Bill Ceiling Raised
The Constitution of the United States fits on six printed pages. After the 1,990 page health care bill last year, Congress decided that bills were getting too long and too complex. Subsequently, a bill was passed limiting the number of pages that would be allowed in any single bill, known as the ‘Bill-Ceiling Bill’.
“It makes perfect sense that bills are getting longer; it’s called inflation,” Senator Bushman explains. “I’m sick of hearing these constitution comparisons. A $100 hair cut cost like 5 cents back then.”
The Bill-Ceiling has already been raised 26 times since it was originally created, and congress is in session once again to discuss another Bill-Ceiling increase for the latest revision of the ‘Corporate Donor Stimulus Bill’ which outlines the requirements under which corporations may receive a waiver for the health care bill.
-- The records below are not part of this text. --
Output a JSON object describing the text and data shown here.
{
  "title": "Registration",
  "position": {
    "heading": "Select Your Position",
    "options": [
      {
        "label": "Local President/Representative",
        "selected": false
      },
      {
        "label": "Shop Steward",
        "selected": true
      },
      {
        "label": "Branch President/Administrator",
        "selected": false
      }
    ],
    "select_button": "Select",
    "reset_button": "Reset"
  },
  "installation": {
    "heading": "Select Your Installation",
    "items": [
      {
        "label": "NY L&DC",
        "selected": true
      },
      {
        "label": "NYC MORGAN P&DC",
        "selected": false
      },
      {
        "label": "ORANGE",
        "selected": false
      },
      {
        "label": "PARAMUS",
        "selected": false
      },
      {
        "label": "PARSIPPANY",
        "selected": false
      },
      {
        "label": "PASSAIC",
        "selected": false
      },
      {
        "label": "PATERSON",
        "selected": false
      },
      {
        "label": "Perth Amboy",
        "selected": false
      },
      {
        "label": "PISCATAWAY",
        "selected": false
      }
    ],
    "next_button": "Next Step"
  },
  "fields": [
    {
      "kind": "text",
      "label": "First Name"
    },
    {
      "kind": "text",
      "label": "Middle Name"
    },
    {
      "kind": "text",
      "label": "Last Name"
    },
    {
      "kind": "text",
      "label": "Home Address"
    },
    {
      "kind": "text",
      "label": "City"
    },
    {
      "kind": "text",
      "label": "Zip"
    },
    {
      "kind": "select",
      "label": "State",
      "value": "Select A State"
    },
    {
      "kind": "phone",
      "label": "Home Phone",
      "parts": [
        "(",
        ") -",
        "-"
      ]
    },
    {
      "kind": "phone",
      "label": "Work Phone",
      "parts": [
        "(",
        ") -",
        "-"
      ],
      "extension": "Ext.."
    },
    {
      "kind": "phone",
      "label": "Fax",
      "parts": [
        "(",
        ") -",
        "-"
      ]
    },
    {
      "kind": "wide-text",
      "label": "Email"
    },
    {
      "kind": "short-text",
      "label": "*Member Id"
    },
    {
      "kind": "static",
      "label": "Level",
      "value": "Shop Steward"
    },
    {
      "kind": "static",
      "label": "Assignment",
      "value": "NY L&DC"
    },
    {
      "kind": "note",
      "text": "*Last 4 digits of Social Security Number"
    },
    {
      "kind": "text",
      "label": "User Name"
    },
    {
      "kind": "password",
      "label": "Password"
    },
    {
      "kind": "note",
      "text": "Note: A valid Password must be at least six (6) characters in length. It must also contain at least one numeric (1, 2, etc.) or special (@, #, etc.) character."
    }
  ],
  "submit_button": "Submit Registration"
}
When asked whether or not the Bill-Ceiling has ever caused any bills to be shortened, or prevented their passage. Senator Bushman replied, “Of course not. What a ridiculous thing to prevent important legislation from passing. We pretty much have to pass a ‘Raise The Bill-Ceiling Bill’ before we pass any new bill. In fact, our last bill to raise the ceiling was over the limit previously established.”
When asked what the purpose of the bill was, considering that the average number of pages per bill has nearly doubled since the original ‘Bill Ceiling Bill’ passed, Bushman answered, ”…to show the American people we hear them, to show we are serious about this issue. We’ll pass 1,000 more bills on this issue if we have to. Money is no object.”